La Russie va former dans ses écoles militaires des soldats centrafricains en vertu d’un accord signé le 21 août entre les deux pays.

Cet accord, dont les détails n’ont pas été publiés, « va contribuer à renforcer nos liens dans le domaine de la défense », a souligné le 21 août Sergueï Choïgou, le ministre russe de la Défense, cité par les agences russes après la signature d’un accord intergouvernemental avec son homologue centrafricaine, Marie-Noëlle Koyara.

La Centrafrique est vue « comme un partenaire prometteur sur le continent africain », a ajouté le ministre russe, présent à l’inauguration d’un forum militaire à Koubinka dans la région de Moscou.

Selon Marie-Noëlle Koyara, le document porte notamment sur la formation des forces armées centrafricaines.

Le vice-ministre russe de la Défense, Alexandre Fomine, a lui évoqué « un accord cadre », devant permettre des « échanges de délégations » et « des formations dans des écoles militaires russes ».

Depuis le début de l’année, la Russie a envoyé en Centrafrique cinq officiers militaires et 170 instructeurs civils, et a livré des armes à l’armée nationale après avoir obtenu une exemption à l’embargo de l’ONU. Elle assure également la sécurité du président Faustin-Archange Touadéra, dont le conseiller à la sécurité est Russe.

Reconquête géopolitique et économique

Des experts ont identifié les « instructeurs civils » envoyés par Moscou comme des mercenaires du puissant groupe militaire privé russe Wagner, sans existence légale en Russie, qui s’est notamment illustré en Syrie ces dernières années.

Dans la nuit du 30 au 31 juillet, le reporter de guerre Orkhan Djemal, le documentariste Alexandre Rastorgouïev et le caméraman Kirill Radtchenko ont été tués par des hommes armés dans le nord de la Centrafrique. Ils y enquêtaient sur de possibles activités de Wagner pour le compte d’un projet de l’opposant russe en exil Mikhaïl Khodorkovski.

L’implication croissante de la Russie en Centrafrique s’inscrit dans une stratégie de reconquête géopolitique et économique plus large du Kremlin sur le continent africain.

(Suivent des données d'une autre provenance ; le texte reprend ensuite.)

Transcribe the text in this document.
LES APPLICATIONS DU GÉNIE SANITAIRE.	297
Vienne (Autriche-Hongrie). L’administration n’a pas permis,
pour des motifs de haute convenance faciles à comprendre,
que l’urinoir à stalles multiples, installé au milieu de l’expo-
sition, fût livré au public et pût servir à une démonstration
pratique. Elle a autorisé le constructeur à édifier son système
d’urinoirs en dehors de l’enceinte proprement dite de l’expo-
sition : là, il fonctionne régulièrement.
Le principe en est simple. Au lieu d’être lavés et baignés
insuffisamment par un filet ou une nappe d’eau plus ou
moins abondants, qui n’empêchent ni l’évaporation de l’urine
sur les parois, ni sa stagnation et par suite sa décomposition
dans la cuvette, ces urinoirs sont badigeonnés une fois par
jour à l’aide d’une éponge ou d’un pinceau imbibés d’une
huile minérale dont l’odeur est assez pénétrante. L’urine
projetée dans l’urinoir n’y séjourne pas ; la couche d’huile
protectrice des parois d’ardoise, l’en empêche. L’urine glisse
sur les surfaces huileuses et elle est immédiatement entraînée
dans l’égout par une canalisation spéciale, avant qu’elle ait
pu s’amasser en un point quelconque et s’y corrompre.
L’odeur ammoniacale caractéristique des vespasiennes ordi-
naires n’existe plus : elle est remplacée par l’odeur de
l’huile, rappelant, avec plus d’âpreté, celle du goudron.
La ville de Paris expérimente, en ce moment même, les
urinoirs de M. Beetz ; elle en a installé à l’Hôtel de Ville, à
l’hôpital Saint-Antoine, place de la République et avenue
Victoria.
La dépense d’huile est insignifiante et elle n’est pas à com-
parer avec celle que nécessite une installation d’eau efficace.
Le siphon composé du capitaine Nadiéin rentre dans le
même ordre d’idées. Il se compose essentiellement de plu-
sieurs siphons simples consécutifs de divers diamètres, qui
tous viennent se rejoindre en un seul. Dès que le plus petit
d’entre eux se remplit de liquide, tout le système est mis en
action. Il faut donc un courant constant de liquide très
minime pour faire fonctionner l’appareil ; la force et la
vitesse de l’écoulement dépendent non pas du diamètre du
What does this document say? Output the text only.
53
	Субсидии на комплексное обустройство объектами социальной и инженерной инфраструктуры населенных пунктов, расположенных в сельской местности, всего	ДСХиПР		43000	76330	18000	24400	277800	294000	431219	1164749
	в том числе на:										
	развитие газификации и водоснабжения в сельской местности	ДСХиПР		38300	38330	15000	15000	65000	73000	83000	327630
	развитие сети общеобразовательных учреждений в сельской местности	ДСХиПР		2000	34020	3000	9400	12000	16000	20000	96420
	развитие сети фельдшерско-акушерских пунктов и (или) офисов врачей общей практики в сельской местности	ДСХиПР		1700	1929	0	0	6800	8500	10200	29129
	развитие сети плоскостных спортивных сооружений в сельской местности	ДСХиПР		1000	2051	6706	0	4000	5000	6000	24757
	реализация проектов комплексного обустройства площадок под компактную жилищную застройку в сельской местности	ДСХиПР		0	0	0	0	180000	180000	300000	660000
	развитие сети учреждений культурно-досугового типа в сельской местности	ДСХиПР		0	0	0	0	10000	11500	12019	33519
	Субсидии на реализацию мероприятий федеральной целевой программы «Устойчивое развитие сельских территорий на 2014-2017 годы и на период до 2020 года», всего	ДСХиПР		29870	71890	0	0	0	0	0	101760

Sergueï Choïgou a rappelé mardi les liens qui unissaient la Centrafrique et l’URSS dans les années 1960 et 1970, époque où jusqu’à 150 conseillers soviétiques y travaillaient, selon lui.

Il a également signé dans la même journée un accord militaire avec le Burkina Faso, qualifiant ce pays de « partenaire prometteur », notamment dans le domaine de la lutte contre le terrorisme.